日付が読めない

  
・仕事術にもどる

   
 かつてコンピューターの2000年問題というのがあった。

 当時はコンピューターのメモリーは高価だった。プログラミングの際に、コンピューターのメモリーをケチるあまり、西暦の下2桁しかメモリーに入れていなかった。

 そのプログラムを作ったのは1970年とか80年代で、20年後にそのソフトが使われているというとは思いもしなかった。

 そうして西暦2000年を迎えて、コンピューターには「01年」が1901年か2001年か区別が付かなくなってしまった。その結果、コンピューターが暴走したり判断を誤って、重大な事故になる可能性があった。



 病院や銀行、列車制御など、もしコンピューターがミスをしたら取り返しが付かない分野では、2000年が近づくに従って必死の対応を迫られた。世界中でソフトウェア技術者が不足して、パニック寸前だった。



 なんとか2000年をクリアしたのだが、のど元過ぎれば何とやら。

  
 これはある検査データだが、2013年か平成13年か分かるかな。

 「平成」が付いていないから、恐らく2013年だという事は想像できる。

 しかし、一抹の不安が残る。

 頭に「20」か「平成」をつければすむのに、たったそれだけの手間をおしむ。
  
 今はメモリーがビックリするほど安くなったので、勿論、メモリーには「2013」と記録されているはずだ、それをわざわざ「13」と表示する。

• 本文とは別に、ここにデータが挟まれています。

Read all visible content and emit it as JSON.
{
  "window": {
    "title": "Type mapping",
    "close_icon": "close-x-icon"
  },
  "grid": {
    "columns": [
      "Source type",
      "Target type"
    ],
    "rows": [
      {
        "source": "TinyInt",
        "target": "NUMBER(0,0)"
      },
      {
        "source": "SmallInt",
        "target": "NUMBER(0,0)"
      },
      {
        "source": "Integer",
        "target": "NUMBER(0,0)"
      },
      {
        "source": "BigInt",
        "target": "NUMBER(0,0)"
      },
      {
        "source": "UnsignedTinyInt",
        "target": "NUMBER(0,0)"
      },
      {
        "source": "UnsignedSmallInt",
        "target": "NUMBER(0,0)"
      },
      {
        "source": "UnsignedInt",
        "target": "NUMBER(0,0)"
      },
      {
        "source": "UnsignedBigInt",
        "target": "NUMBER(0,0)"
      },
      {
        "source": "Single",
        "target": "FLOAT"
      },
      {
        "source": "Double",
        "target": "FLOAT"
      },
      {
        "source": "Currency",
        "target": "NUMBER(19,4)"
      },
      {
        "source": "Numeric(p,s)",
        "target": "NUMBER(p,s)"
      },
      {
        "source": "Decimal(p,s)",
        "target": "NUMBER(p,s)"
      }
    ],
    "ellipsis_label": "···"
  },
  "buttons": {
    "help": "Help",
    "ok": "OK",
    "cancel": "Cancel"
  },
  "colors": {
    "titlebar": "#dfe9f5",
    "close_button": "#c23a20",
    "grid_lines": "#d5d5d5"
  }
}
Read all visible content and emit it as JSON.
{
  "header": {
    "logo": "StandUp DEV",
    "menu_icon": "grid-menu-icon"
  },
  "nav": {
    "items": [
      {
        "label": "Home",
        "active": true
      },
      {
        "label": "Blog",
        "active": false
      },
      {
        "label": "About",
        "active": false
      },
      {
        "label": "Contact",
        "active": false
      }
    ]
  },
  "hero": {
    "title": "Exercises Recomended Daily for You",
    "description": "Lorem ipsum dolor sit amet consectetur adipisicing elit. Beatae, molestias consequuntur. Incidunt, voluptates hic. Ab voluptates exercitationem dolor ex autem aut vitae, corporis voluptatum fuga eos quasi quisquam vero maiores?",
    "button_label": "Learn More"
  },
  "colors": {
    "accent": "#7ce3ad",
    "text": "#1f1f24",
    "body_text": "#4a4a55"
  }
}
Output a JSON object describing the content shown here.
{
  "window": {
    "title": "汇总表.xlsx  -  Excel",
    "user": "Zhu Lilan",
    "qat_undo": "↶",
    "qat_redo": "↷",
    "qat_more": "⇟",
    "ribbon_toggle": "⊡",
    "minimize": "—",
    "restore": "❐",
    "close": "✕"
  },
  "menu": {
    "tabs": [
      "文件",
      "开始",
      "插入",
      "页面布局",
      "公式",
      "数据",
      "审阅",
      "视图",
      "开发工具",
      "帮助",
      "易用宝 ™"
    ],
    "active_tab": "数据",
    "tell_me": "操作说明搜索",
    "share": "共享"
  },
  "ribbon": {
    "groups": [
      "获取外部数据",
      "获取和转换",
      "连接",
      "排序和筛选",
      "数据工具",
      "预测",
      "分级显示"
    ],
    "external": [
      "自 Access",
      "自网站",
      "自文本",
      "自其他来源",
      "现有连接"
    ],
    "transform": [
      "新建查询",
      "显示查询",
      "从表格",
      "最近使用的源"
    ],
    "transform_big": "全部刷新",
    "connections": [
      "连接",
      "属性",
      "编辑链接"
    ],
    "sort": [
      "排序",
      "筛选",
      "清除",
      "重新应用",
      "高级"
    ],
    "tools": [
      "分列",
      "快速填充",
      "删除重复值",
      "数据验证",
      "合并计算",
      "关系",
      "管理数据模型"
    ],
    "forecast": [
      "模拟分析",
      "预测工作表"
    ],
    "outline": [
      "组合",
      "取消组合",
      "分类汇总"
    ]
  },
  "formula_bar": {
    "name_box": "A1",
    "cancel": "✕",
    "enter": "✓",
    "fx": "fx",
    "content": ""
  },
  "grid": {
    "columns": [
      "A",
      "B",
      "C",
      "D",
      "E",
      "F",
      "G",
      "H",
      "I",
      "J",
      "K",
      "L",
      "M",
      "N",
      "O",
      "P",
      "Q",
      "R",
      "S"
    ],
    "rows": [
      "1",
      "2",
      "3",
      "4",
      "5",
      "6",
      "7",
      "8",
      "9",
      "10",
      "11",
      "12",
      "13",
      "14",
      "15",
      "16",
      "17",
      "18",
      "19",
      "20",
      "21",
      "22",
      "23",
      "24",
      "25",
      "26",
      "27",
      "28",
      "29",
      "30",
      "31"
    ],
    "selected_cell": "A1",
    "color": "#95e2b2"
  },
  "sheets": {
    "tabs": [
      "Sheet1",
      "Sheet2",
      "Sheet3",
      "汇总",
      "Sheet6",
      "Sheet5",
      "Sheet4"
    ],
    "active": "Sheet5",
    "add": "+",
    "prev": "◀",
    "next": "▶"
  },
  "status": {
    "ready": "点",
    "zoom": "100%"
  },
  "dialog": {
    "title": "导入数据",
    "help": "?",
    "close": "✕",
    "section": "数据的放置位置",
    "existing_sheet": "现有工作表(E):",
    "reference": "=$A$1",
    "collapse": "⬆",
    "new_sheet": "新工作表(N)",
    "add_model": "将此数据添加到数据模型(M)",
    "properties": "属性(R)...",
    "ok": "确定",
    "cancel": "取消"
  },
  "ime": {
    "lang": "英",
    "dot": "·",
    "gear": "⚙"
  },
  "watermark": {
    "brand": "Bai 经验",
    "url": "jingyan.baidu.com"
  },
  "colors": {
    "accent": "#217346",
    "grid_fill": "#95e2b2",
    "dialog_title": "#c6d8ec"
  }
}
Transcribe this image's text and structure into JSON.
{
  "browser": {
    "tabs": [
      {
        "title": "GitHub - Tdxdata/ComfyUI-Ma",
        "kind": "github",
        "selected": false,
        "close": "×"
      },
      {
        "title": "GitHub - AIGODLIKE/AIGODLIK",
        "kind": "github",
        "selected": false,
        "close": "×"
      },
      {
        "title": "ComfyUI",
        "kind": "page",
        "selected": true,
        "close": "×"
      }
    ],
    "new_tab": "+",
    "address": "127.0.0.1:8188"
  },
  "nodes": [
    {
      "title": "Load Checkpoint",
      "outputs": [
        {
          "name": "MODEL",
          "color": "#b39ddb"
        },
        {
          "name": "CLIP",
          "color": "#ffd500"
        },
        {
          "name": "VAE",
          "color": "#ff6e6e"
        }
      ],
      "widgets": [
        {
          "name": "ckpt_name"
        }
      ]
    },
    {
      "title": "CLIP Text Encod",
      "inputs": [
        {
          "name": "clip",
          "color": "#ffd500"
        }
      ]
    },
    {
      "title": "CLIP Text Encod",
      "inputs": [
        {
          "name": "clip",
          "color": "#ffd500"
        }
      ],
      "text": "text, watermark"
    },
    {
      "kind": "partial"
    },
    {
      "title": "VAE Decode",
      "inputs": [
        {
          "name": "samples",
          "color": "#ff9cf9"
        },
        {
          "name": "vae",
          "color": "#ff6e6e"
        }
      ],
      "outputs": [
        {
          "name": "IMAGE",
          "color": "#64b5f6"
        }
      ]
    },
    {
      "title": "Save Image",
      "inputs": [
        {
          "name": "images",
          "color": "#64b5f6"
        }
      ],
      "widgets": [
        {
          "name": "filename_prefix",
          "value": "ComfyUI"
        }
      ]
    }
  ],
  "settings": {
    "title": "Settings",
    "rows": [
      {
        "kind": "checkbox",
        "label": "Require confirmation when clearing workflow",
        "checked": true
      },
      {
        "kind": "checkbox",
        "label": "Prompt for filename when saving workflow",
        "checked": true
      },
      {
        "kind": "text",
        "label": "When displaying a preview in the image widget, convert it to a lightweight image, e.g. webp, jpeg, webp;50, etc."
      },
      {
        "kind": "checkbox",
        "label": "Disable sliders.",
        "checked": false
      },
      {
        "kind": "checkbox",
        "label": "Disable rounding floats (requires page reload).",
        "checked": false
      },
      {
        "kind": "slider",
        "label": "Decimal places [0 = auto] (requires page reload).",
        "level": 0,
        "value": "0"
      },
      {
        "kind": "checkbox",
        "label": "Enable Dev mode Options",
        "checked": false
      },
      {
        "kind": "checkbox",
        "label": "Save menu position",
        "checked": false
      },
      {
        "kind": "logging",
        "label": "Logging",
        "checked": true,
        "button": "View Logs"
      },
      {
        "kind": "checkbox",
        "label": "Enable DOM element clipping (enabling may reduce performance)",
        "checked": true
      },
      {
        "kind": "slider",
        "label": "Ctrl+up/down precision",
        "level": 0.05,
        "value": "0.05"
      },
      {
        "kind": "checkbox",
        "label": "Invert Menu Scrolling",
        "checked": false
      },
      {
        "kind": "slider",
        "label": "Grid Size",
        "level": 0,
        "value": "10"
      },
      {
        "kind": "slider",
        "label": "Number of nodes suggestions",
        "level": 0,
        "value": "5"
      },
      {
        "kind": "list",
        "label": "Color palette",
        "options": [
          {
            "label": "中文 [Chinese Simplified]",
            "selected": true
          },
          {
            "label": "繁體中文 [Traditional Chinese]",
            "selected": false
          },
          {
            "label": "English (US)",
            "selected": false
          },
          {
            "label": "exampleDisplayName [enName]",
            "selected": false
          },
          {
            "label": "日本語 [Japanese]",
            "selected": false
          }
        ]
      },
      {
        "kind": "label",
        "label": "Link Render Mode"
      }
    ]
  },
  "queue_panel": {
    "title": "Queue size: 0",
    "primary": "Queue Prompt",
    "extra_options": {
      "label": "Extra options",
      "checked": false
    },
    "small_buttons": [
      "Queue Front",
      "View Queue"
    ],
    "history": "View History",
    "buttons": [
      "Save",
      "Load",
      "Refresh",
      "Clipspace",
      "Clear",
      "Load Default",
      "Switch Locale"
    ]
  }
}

 西暦しか使っていない国では、もし「13年」と書いても問題が生ずるのは1000年先なので(自分が生きているうちには)問題は起きない。だから多分そうしているのだろう。

 しかし、元号を併用する日本でそれを真似したらマズイに決まっている。そこで教訓。

(1) 訳も分からずに外国の真似をしない方が良い。

(2) ちょっとした手間を惜しんで、「あいまいさ」を発生させるのはやめよう。

(3) 他の人や20年後の自分にも分かるメモを取ろう。



 ついでに脱線しておくと。

(1) 原子力発電所を初めて建設した時(1970年 敦賀原電1号機)、核廃棄物の処理方法は開発されていなかった。しかし、30年も先の事だから、その頃には何とかなっているだろうと、見切り発車した。

 かれこれ50年経つが、まだ処理方法は確立していない。どころか、全く目処も立たない。



(2) アベノミクスはあまり上手くいっているように見えないが、まあまあ上手くいって、もし仮に中途で頓挫しなくても、最長15年ほどで破綻する計算になる。15年も経てば何とか良い解決方法が出てくるんだろうなあ。・・・なんてね。